Nonlinear transformation of a variable has a more important effect on bivariate data — it alters the shape of the relationship. (It is easier to explain how this happens in the diagram below than in words!) It is often possible to linearise a relationship by transforming one or both variables.

Therefore one way to use r to describe nonlinear relationships is to apply a transformation to one or both variables to remove the nonlinearity before evaluating r.

Prices of Mazda cars

The scatterplot below shows the price and age of second hand Mazda cars that were advertised for sale in the Melbourne Age newspaper on 8 February 1992. The relationship is clearly nonlinear with a steep initial decline in price followed by a more gradual decrease.

The correlation coefficient is r = -0.8, indicating a fairly strong relationship between the price and age of these cars, but the nonlinearity means that the strength of the relationship is understated by this.

Drag the red line on the vertical axis upwards to apply a power transformation to the car prices.

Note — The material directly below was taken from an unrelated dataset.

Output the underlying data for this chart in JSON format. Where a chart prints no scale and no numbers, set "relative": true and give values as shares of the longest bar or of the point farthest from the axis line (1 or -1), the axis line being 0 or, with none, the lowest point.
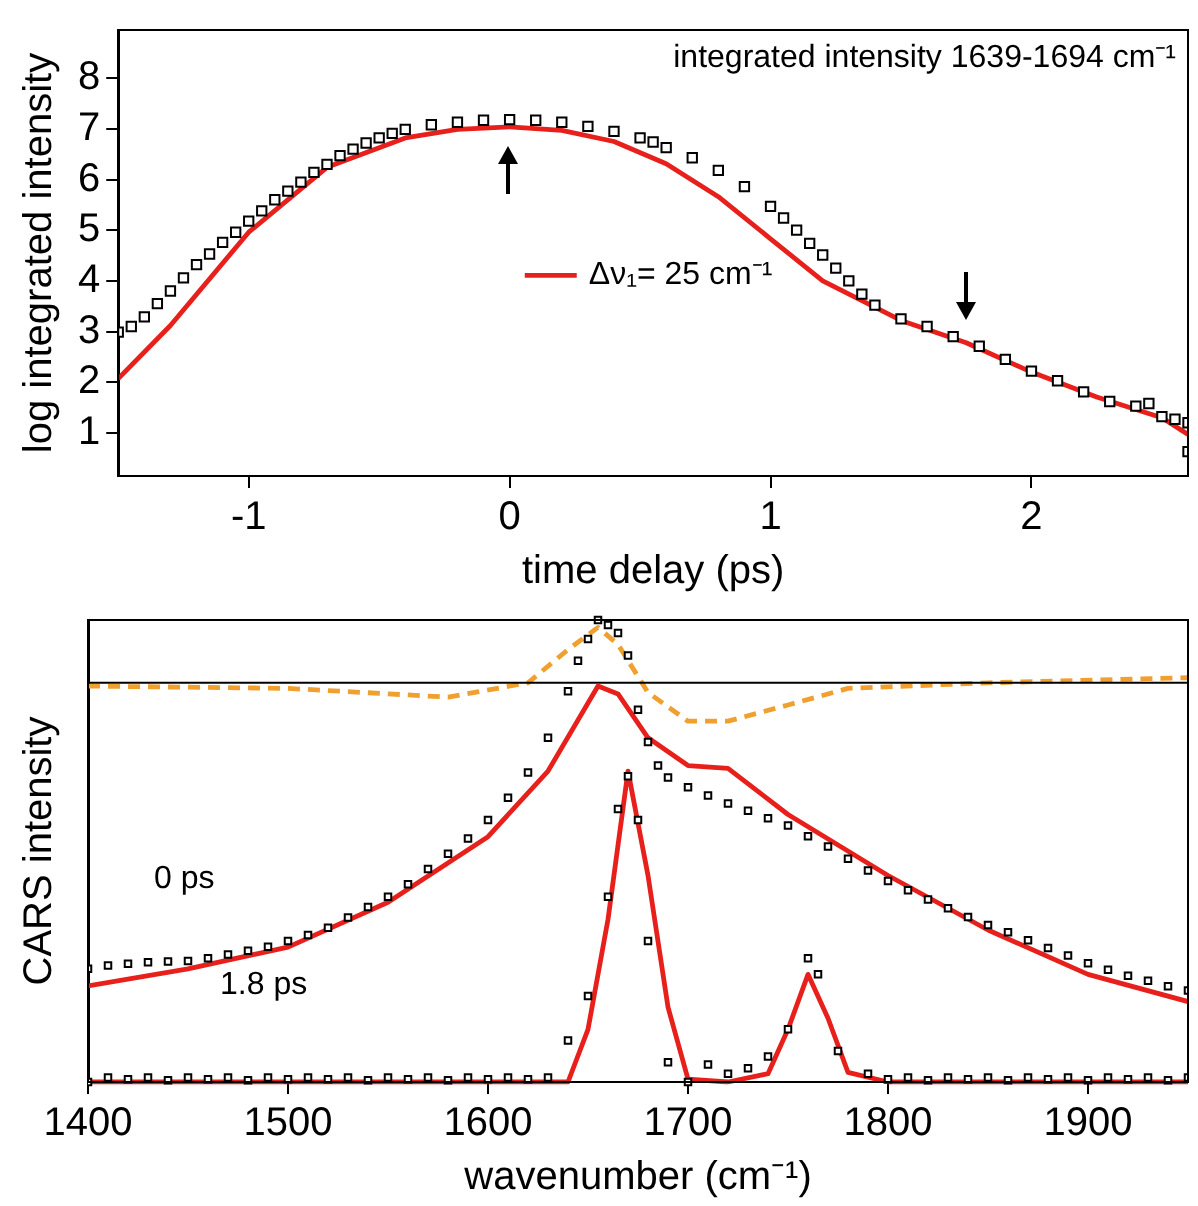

When the power becomes close to zero (which corresponds to a log transformation of the response), the relationship becomes nearly linear. Since the relationship between log(price) and age is approximately linear, the correlation coefficient between these two variables, r = -0.9, is a better description of the strength of the relationship.

Choosing the transformation

How do you decide which variable to transform to use? There is no easy answer that works for all data sets, but a useful approach is to look at the marginal distributions of each variable seperately and to initially try transformations that remove any skewness in these distributions.

GDP and population

The scatterplot below shows the Gross Domestic Product (GDP in US$billion) and population (million) in the all countries of the world in 2012. The box plots on the two axes show that each of the variables has a skew distribution. Because of the dense cluster of countries near the origin of the plot, it is difficult to assess whether or not there is any relationship between the variables. Notions of linearity cannot even be assessed.

Drag the red line on each axis to remove the skewness in that variable. Raising each variable to a power of approximately -0.2 removes its skewness, and increases the correlation coefficient from 0.25 to 0.59, a much better indication of the strength of the relationship. (For fine tuning of the powers, use the arrow keys on your keyboard.)

You probably found that each variable raised to the power -0.2 had a reasonably symmetric distribution. It is however hard to interpret values on these scales, so drag both powers back to 0 (corresponding to a log transformation). The correlation between log(GDP) and log(population) is 0.63 which is probably the best indication of the strength of the relationship.

Note that the 'rich' countries are those that lie on the top left of the cluster of points. The 'poor' countries are towards the bottom right of the cluster. Drag over the crosses to identify the countries. Are there any outliers or clusters of countries?